Me despertó el rumor de las
olas,
ese vaivén incesante
con el que la mar juega
a hacer que se sale del
plato azul
como si quisiera trasponer
al otro lado de la duna.
Esa música siguió
acariciando mi oído
durante ese tiempo
indefinido
del duermevela,
mientras me desperezaba
y desembarazaba de las
sábanas.
Anticipo vivido. Tal vez
soñado.
No estoy seguro de ese
tiempo incierto
hasta salir de la cama
y restregarme la cara con
agua y jabón.
Ya en la playa, ese repelús
de las primeras luces
desperezándose
por entre el cielo y el
agua,
premonitoria de un día
despejado.
En los pies desnudos la
caricia del agua
y esa leve resaca que juega
y adentra
para desequilibrarte e
improvisar el baño.
No hay meta.
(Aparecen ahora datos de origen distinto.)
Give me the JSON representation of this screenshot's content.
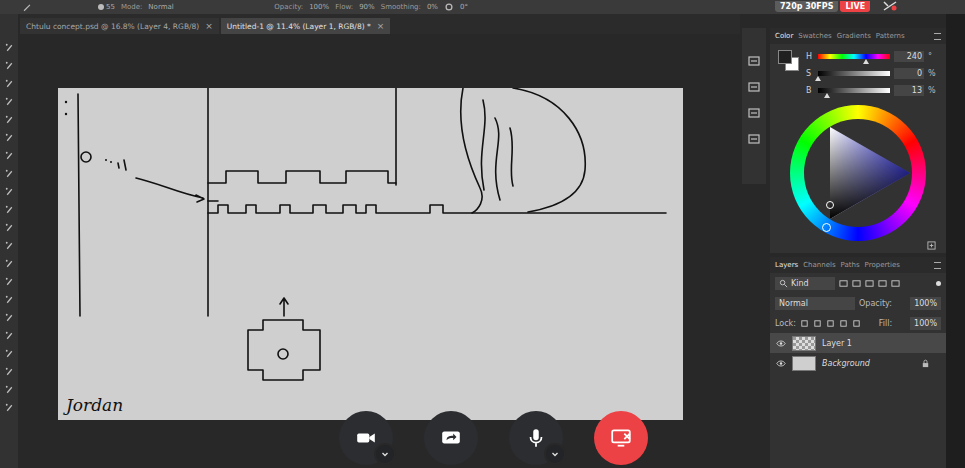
{
  "options_bar": {
    "brush_size": "55",
    "mode_label": "Mode:",
    "mode": "Normal",
    "opacity_label": "Opacity:",
    "opacity": "100%",
    "flow_label": "Flow:",
    "flow": "90%",
    "smoothing_label": "Smoothing:",
    "smoothing": "0%",
    "angle": "0°"
  },
  "stream": {
    "quality": "720p 30FPS",
    "live": "LIVE"
  },
  "tabs": [
    {
      "label": "Chtulu concept.psd @ 16.8% (Layer 4, RGB/8)",
      "close": "×",
      "selected": false
    },
    {
      "label": "Untitled-1 @ 11.4% (Layer 1, RGB/8) *",
      "close": "×",
      "selected": true
    }
  ],
  "canvas": {
    "signature": "Jordan"
  },
  "color_panel": {
    "tabs": [
      {
        "label": "Color",
        "selected": true
      },
      {
        "label": "Swatches",
        "selected": false
      },
      {
        "label": "Gradients",
        "selected": false
      },
      {
        "label": "Patterns",
        "selected": false
      }
    ],
    "foreground": "#212121",
    "background": "#ffffff",
    "channels": [
      {
        "name": "H",
        "kind": "hue",
        "value": "240",
        "unit": "°",
        "level": 0.667
      },
      {
        "name": "S",
        "kind": "ramp",
        "value": "0",
        "unit": "%",
        "level": 0
      },
      {
        "name": "B",
        "kind": "ramp",
        "value": "13",
        "unit": "%",
        "level": 0.13
      }
    ]
  },
  "layers_panel": {
    "tabs": [
      {
        "label": "Layers",
        "selected": true
      },
      {
        "label": "Channels",
        "selected": false
      },
      {
        "label": "Paths",
        "selected": false
      },
      {
        "label": "Properties",
        "selected": false
      }
    ],
    "filter": "Kind",
    "blend_mode": "Normal",
    "opacity_label": "Opacity:",
    "opacity": "100%",
    "lock_label": "Lock:",
    "fill_label": "Fill:",
    "fill": "100%",
    "layers": [
      {
        "name": "Layer 1",
        "kind": "pixel",
        "visible": true,
        "selected": true,
        "locked": false
      },
      {
        "name": "Background",
        "kind": "background",
        "visible": true,
        "selected": false,
        "locked": true
      }
    ]
  },
  "call_controls": [
    {
      "kind": "camera",
      "has_menu": true
    },
    {
      "kind": "share",
      "has_menu": false
    },
    {
      "kind": "mic",
      "has_menu": true
    },
    {
      "kind": "end",
      "has_menu": false
    }
  ]
}
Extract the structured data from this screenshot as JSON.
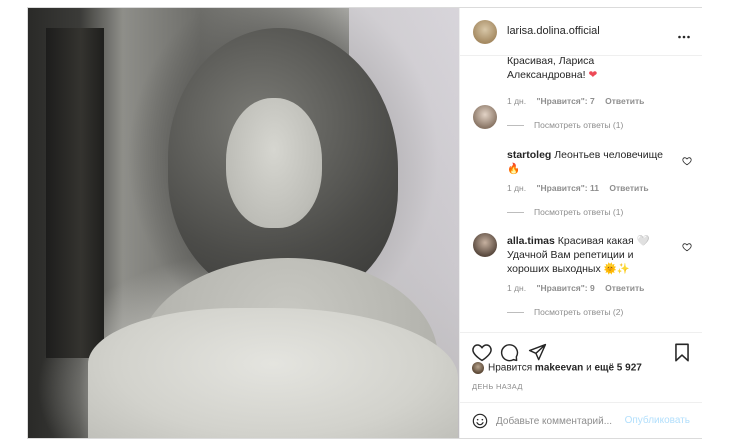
{
  "post": {
    "author": "larisa.dolina.official",
    "more_icon": "more-horizontal-icon"
  },
  "comments": [
    {
      "username": "",
      "text": "Красивая, Лариса Александровна! ❤️",
      "text_line1": "Красивая, Лариса",
      "text_line2": "Александровна!",
      "emoji": "❤️",
      "time": "1 дн.",
      "likes": "\"Нравится\": 7",
      "reply": "Ответить",
      "view_replies": "Посмотреть ответы (1)"
    },
    {
      "username": "startoleg",
      "text": "Леонтьев человечище",
      "emoji": "🔥",
      "time": "1 дн.",
      "likes": "\"Нравится\": 11",
      "reply": "Ответить",
      "view_replies": "Посмотреть ответы (1)"
    },
    {
      "username": "alla.timas",
      "text_line1": "Красивая какая 🤍",
      "text_line2": "Удачной Вам репетиции и",
      "text_line3": "хороших выходных 🌞✨",
      "time": "1 дн.",
      "likes": "\"Нравится\": 9",
      "reply": "Ответить",
      "view_replies": "Посмотреть ответы (2)"
    }
  ],
  "likes_summary": {
    "prefix": "Нравится",
    "user": "makeevan",
    "middle": "и",
    "others": "ещё 5 927"
  },
  "timestamp": "ДЕНЬ НАЗАД",
  "add_comment": {
    "placeholder": "Добавьте комментарий...",
    "publish_label": "Опубликовать"
  },
  "colors": {
    "accent_faded": "#b2dffc",
    "text_primary": "#262626",
    "text_secondary": "#8e8e8e",
    "heart": "#ed4956"
  }
}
Andar de frente,
hacia el levante,
hasta que los rayos de sol
hieran en los ojos y haya
que dar la vuelta.
El ocio es siempre
caprichoso,
pero si se busca en la
naturaleza
y en las cosas sencillas,
es doblemente reconfortante:
ahí está la banda sonora de
lo ancestral
y también lo conocido y
eterno.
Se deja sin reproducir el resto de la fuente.